Eu me sinto impotente por não ter nada que eu possa fazer para ela continuar aqui. Não estou pronto para falar nada do que ela quer escutar. Barbara está esperando por alguém que lhe salve. Eu nunca conseguiria ser essa pessoa por enquanto também estou à espera de algo que mude minha vida. Suas últimas palavras me machucaram mais do que deveriam simplesmente pelo fato de ela enxergar com clareza o que as outras pessoas parecem ignorar.

— Zander, — minha mãe chama enquanto fecha a porta atrás de si. — Está tudo bem?

— Eu preciso ir atrás dela. — Comento mesmo sabendo que minha mãe não entenderia. Barbara não pode ir embora acreditando que eu não me importo com ela.

— Você não vai a lugar algum nesse estado. — Minha mãe coloca uma mão em meu ombro, me fazendo virar. — O que está acontecendo entre vocês dois? Eu não nasci ontem, Zander. Sei mais do que você pensa.

— Não tenho tempo. A gente conversa depois.

— Não. Você vai me explicar tudo agora.

— Eu preciso ir atrás dela. — Repito ao tentar me desvencilhar de minha mãe, porém ela solta um suspiro que deixa claro que não vou conseguir nada além de irritá-la. — Mãe, eu não tenho tempo.

— Eu preciso saber o que está acontecendo entre vocês dois antes de te deixar ir. Preciso saber se você está prestes a destruir seu futuro ou não.

— Nós somos amigos. — Quando seus olhos suavizam sei que eu escolhi as palavras certas. Por mais que eu queira, sei que não posso contar nada mais para minha mãe porque ela não entenderia.

— Ela estava na biblioteca.

Concordo em silêncio. Sei o que minha mãe realmente quer dizer.

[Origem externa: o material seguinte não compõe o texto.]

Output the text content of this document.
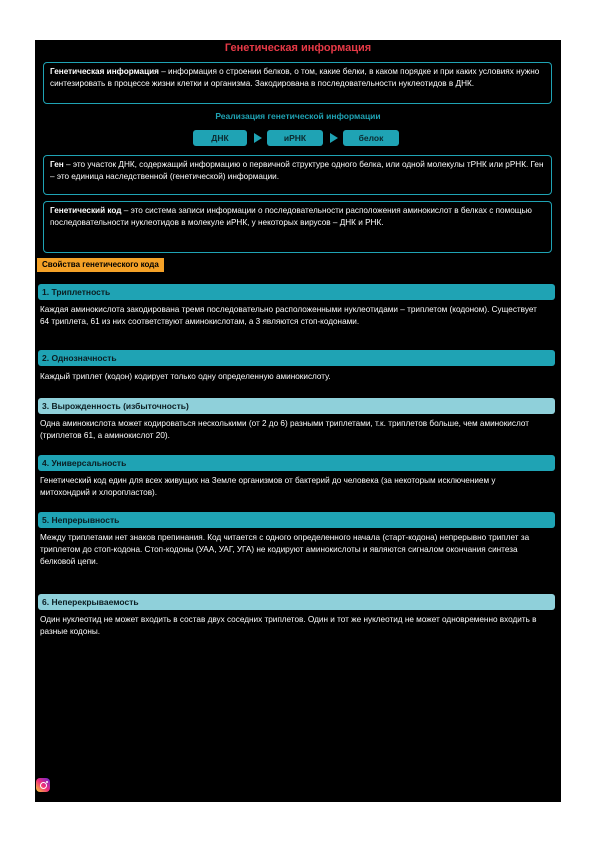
Генетическая информация
Генетическая информация – информация о строении белков, о том, какие белки, в каком порядке и при каких условиях нужно синтезировать в процессе жизни клетки и организма. Закодирована в последовательности нуклеотидов в ДНК.
Реализация генетической информации
ДНК	иРНК	белок
Ген – это участок ДНК, содержащий информацию о первичной структуре одного белка, или одной молекулы тРНК или рРНК. Ген – это единица наследственной (генетической) информации.
Генетический код – это система записи информации о последовательности расположения аминокислот в белках с помощью последовательности нуклеотидов в молекуле иРНК, у некоторых вирусов – ДНК и РНК.
Свойства генетического кода
1. Триплетность
Каждая аминокислота закодирована тремя последовательно расположенными нуклеотидами – триплетом (кодоном). Существует 64 триплета, 61 из них соответствуют аминокислотам, а 3 являются стоп-кодонами.
2. Однозначность
Каждый триплет (кодон) кодирует только одну определенную аминокислоту.
3. Вырожденность (избыточность)
Одна аминокислота может кодироваться несколькими (от 2 до 6) разными триплетами, т.к. триплетов больше, чем аминокислот (триплетов 61, а аминокислот 20).
4. Универсальность
Генетический код един для всех живущих на Земле организмов от бактерий до человека (за некоторым исключением у митохондрий и хлоропластов).
5. Непрерывность
Между триплетами нет знаков препинания. Код читается с одного определенного начала (старт-кодона) непрерывно триплет за триплетом до стоп-кодона. Стоп-кодоны (УАА, УАГ, УГА) не кодируют аминокислоты и являются сигналом окончания синтеза белковой цепи.
6. Неперекрываемость
Один нуклеотид не может входить в состав двух соседних триплетов. Один и тот же нуклеотид не может одновременно входить в разные кодоны.
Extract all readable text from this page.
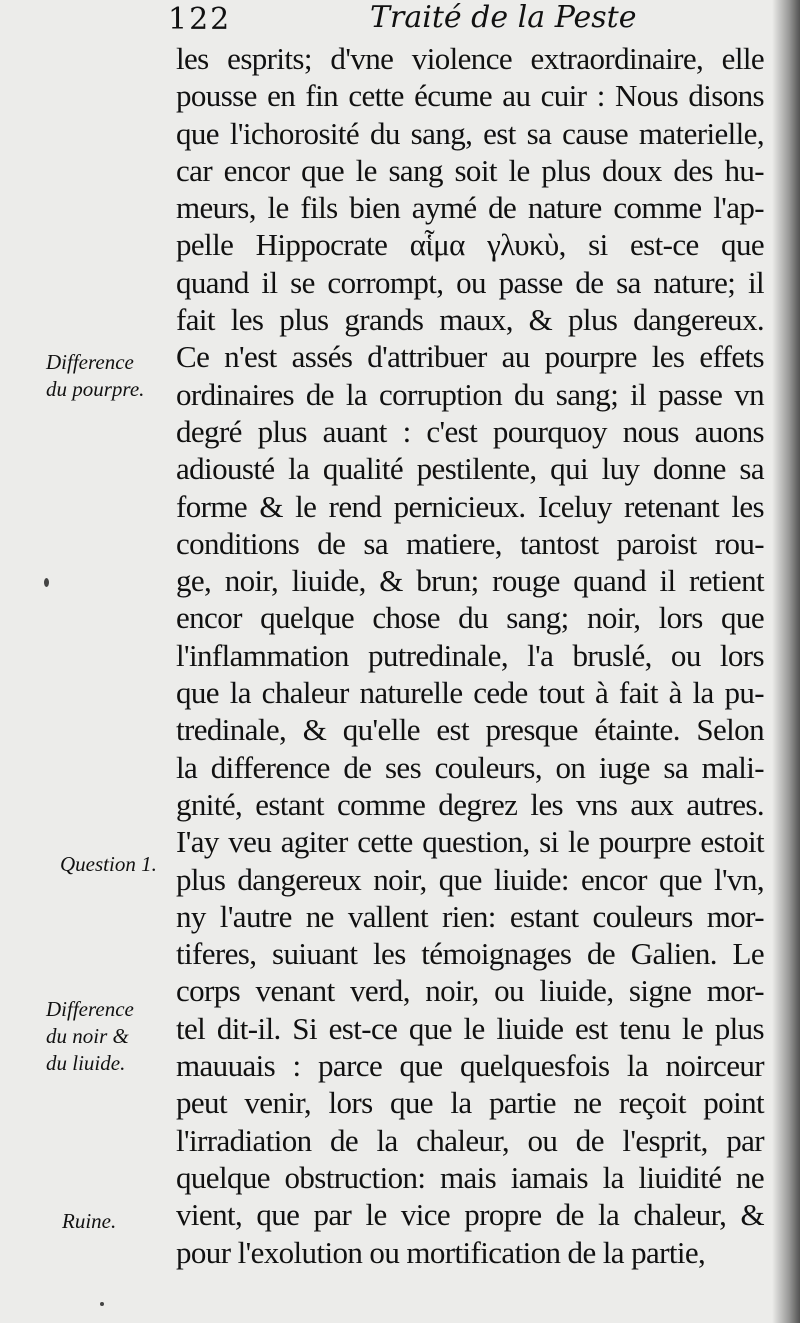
122	Traité de la Peste
Difference
du pourpre.
Question 1.
Difference
du noir &
du liuide.
Ruine.
les esprits; d'vne violence extraordinaire, elle
pousse en fin cette écume au cuir : Nous disons
que l'ichorosité du sang, est sa cause materielle,
car encor que le sang soit le plus doux des hu-
meurs, le fils bien aymé de nature comme l'ap-
pelle Hippocrate αἷμα γλυκὺ, si est-ce que
quand il se corrompt, ou passe de sa nature; il
fait les plus grands maux, & plus dangereux.
Ce n'est assés d'attribuer au pourpre les effets
ordinaires de la corruption du sang; il passe vn
degré plus auant : c'est pourquoy nous auons
adiousté la qualité pestilente, qui luy donne sa
forme & le rend pernicieux. Iceluy retenant les
conditions de sa matiere, tantost paroist rou-
ge, noir, liuide, & brun; rouge quand il retient
encor quelque chose du sang; noir, lors que
l'inflammation putredinale, l'a bruslé, ou lors
que la chaleur naturelle cede tout à fait à la pu-
tredinale, & qu'elle est presque étainte. Selon
la difference de ses couleurs, on iuge sa mali-
gnité, estant comme degrez les vns aux autres.
I'ay veu agiter cette question, si le pourpre estoit
plus dangereux noir, que liuide: encor que l'vn,
ny l'autre ne vallent rien: estant couleurs mor-
tiferes, suiuant les témoignages de Galien. Le
corps venant verd, noir, ou liuide, signe mor-
tel dit-il. Si est-ce que le liuide est tenu le plus
mauuais : parce que quelquesfois la noirceur
peut venir, lors que la partie ne reçoit point
l'irradiation de la chaleur, ou de l'esprit, par
quelque obstruction: mais iamais la liuidité ne
vient, que par le vice propre de la chaleur, &
pour l'exolution ou mortification de la partie,
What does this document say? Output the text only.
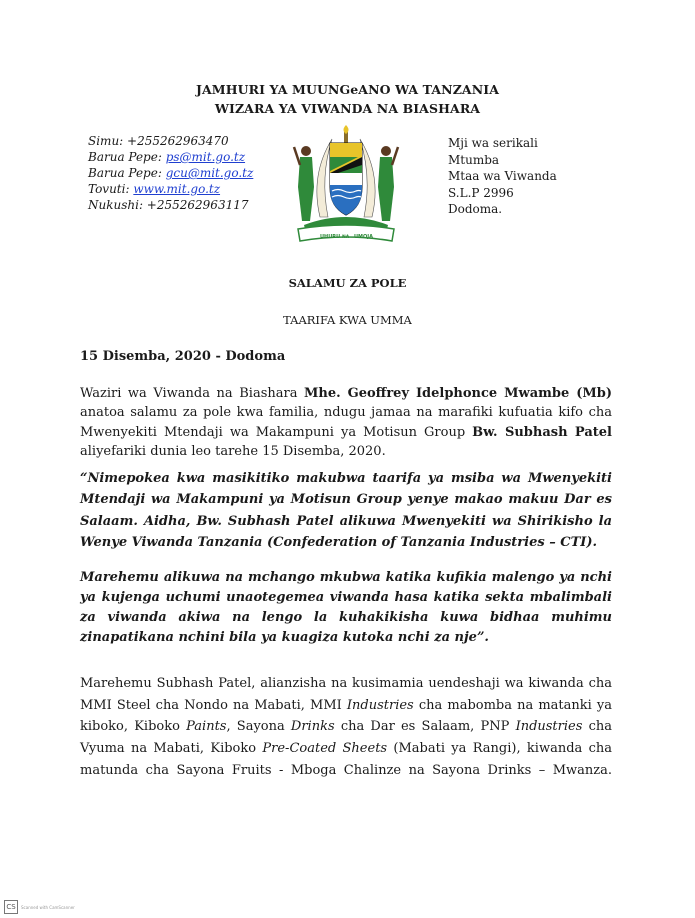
JAMHURI YA MUUNGeANO WA TANZANIA
WIZARA YA VIWANDA NA BIASHARA
Simu: +255262963470
Barua Pepe: ps@mit.go.tz
Barua Pepe: gcu@mit.go.tz
Tovuti: www.mit.go.tz
Nukushi: +255262963117
UHURU NA UMOJA
Mji wa serikali
Mtumba
Mtaa wa Viwanda
S.L.P 2996
Dodoma.
SALAMU ZA POLE
TAARIFA KWA UMMA
15 Disemba, 2020 - Dodoma
Waziri wa Viwanda na Biashara Mhe. Geoffrey Idelphonce Mwambe (Mb)
anatoa salamu za pole kwa familia, ndugu jamaa na marafiki kufuatia kifo cha
Mwenyekiti Mtendaji wa Makampuni ya Motisun Group Bw. Subhash Patel
aliyefariki dunia leo tarehe 15 Disemba, 2020.
“Nimepokea kwa masikitiko makubwa taarifa ya msiba wa Mwenyekiti
Mtendaji wa Makampuni ya Motisun Group yenye makao makuu Dar es
Salaam. Aidha, Bw. Subhash Patel alikuwa Mwenyekiti wa Shirikisho la
Wenye Viwanda Tanzania (Confederation of Tanzania Industries – CTI).
Marehemu alikuwa na mchango mkubwa katika kufikia malengo ya nchi
ya kujenga uchumi unaotegemea viwanda hasa katika sekta mbalimbali
za viwanda akiwa na lengo la kuhakikisha kuwa bidhaa muhimu
zinapatikana nchini bila ya kuagiza kutoka nchi za nje”.
Marehemu Subhash Patel, alianzisha na kusimamia uendeshaji wa kiwanda cha
MMI Steel cha Nondo na Mabati, MMI Industries cha mabomba na matanki ya
kiboko, Kiboko Paints, Sayona Drinks cha Dar es Salaam, PNP Industries cha
Vyuma na Mabati, Kiboko Pre-Coated Sheets (Mabati ya Rangi), kiwanda cha
matunda cha Sayona Fruits - Mboga Chalinze na Sayona Drinks – Mwanza.
CS	Scanned with CamScanner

Ninguém entra na biblioteca, nem mesmo Valentin. É óbvio que Barbara é mais do que uma amiga, mas nenhum de nós está disposto a falar isso em voz alta. Sinto um pouco de culpa por estar mentindo. Barbara merece alguém que não tenha medo de lutar. Isso só prova o quanto eu tenho sido egoísta. Eu comecei nosso relacionamento com uma mentira e depois, quando eu pensei que tudo estava resolvido, o fantasma da farsa continuou entre nós dois.

Eu sou uma farsa.

— Zander, — escuto a voz de minha mãe, mas lhe dou as costas e volto para meu quarto. Sozinho terei mais espaço para pensar.

Junto todos os desenhos que fiz pensando em Barbara e a cada gravura fica mais nítido para mim que tudo o que aconteceu hoje é minha culpa. Pior do que isso, os acontecimentos dos últimos anos também são produto dos meus erros. Volto a encarar meus desenhos. O cabelo laranja vibrante nas figuras faz com que meu peito acelere. Em um ímpeto eu apanho as chaves do carro e deixo a casa.

Eu não estou pronto para abrir mão dela tão facilmente.

Durante o caminho a voz de Barbara ecoa em minha cabeça como se ela ainda estivesse diante de mim. Ela disse que há algo me prendendo, mas o que ela não entende é que eu não tenho forças para me libertar. Continuar aqui sempre foi melhor do que realmente fazer algo sabendo que não vai funcionar. Se eu falhar, estarei decepcionando meu avô também. Ele apostava tanto em mim que eu nunca tive coragem de lhe dizer que não sou tão bom quanto ele pensava. Meus irmãos são melhores. Não quero me arriscar e ter de viver sob a sombra deles ou de meus pais. Prefiro não lhes dar esperança.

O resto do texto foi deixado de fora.